As for the fridge, I'm of the opinion that it's better safe than sorry. The thinking goes that if it's on a circuit with something else, and that something else unknowingly trips the breaker, you could have a mess on your hands depending upon when you discover that your fridge isn't working.

I redid my kitchen a bit ago, and it currently has the following:

50A Stove circut (6-3G wire)
3 20A GFCI circuits serving counter top outlets
20A dishwasher circuit
20A microwave circuit
20A circuit serving the outlets in the attached dining room
15A fridge circuit
15A lighting circuit that also serves lights in other rooms

Previous to this, I lived in a house where the kitchen had a gas stove and was served by only 1 15A breaker. Needless to say, I became very tired of nuisance trips and developing strategies for electricity use in the kitchen that didn't trip the breaker. Given the chance, I sent enough power to the kitchen to ensure that would never happen.

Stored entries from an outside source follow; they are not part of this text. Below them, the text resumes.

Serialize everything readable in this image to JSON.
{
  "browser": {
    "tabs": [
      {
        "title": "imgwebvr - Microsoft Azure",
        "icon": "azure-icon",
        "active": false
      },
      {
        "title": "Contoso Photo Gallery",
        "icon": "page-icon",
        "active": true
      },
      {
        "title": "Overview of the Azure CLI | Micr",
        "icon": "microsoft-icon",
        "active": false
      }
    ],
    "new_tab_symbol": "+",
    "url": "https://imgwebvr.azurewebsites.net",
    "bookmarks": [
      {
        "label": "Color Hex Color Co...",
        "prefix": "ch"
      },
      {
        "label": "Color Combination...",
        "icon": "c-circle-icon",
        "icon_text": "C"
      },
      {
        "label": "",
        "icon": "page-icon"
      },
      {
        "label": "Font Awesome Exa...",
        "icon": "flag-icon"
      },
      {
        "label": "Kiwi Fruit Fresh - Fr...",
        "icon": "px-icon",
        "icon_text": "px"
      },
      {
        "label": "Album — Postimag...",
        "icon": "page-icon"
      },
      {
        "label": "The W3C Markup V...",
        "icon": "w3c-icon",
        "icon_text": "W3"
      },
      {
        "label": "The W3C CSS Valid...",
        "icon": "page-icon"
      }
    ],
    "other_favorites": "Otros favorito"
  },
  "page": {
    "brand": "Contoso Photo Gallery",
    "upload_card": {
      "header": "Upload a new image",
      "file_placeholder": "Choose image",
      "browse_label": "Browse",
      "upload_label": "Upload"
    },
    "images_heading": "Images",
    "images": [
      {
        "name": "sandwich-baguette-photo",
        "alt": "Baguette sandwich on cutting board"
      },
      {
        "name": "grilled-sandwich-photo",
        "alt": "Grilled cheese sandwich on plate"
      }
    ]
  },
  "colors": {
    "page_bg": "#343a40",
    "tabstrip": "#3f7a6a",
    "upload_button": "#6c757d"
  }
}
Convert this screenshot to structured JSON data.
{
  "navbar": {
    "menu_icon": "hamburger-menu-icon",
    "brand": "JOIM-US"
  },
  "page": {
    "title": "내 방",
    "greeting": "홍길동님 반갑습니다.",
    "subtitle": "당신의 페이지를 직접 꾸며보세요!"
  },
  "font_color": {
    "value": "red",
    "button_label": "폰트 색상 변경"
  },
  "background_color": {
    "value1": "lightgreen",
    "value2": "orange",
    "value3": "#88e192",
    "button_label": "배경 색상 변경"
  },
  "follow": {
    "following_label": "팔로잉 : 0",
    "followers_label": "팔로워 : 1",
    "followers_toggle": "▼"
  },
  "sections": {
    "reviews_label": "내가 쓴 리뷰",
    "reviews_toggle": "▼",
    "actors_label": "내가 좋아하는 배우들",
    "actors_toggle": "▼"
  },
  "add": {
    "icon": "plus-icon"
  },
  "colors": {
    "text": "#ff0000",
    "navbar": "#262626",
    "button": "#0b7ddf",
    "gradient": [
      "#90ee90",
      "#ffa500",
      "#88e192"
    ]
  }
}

Looking back, I could have ran a few wires to the kitchen in the old house, but I didn't know nearly as much about wiring as I do now.


As I said, my local code does not require arc-fault breakers at all. So I've made ample use of space saver breakers and gave many things in the house their own circuits. I kept things organized, however, the panel is somewhat crowded because everything in the house is electric (no gas), and I have electric baseboards throughout which take something like 14 slots all by themselves (20A 240V).

So, OP, assuming you've not already put up drywall, this is what I did, and the reasons for it.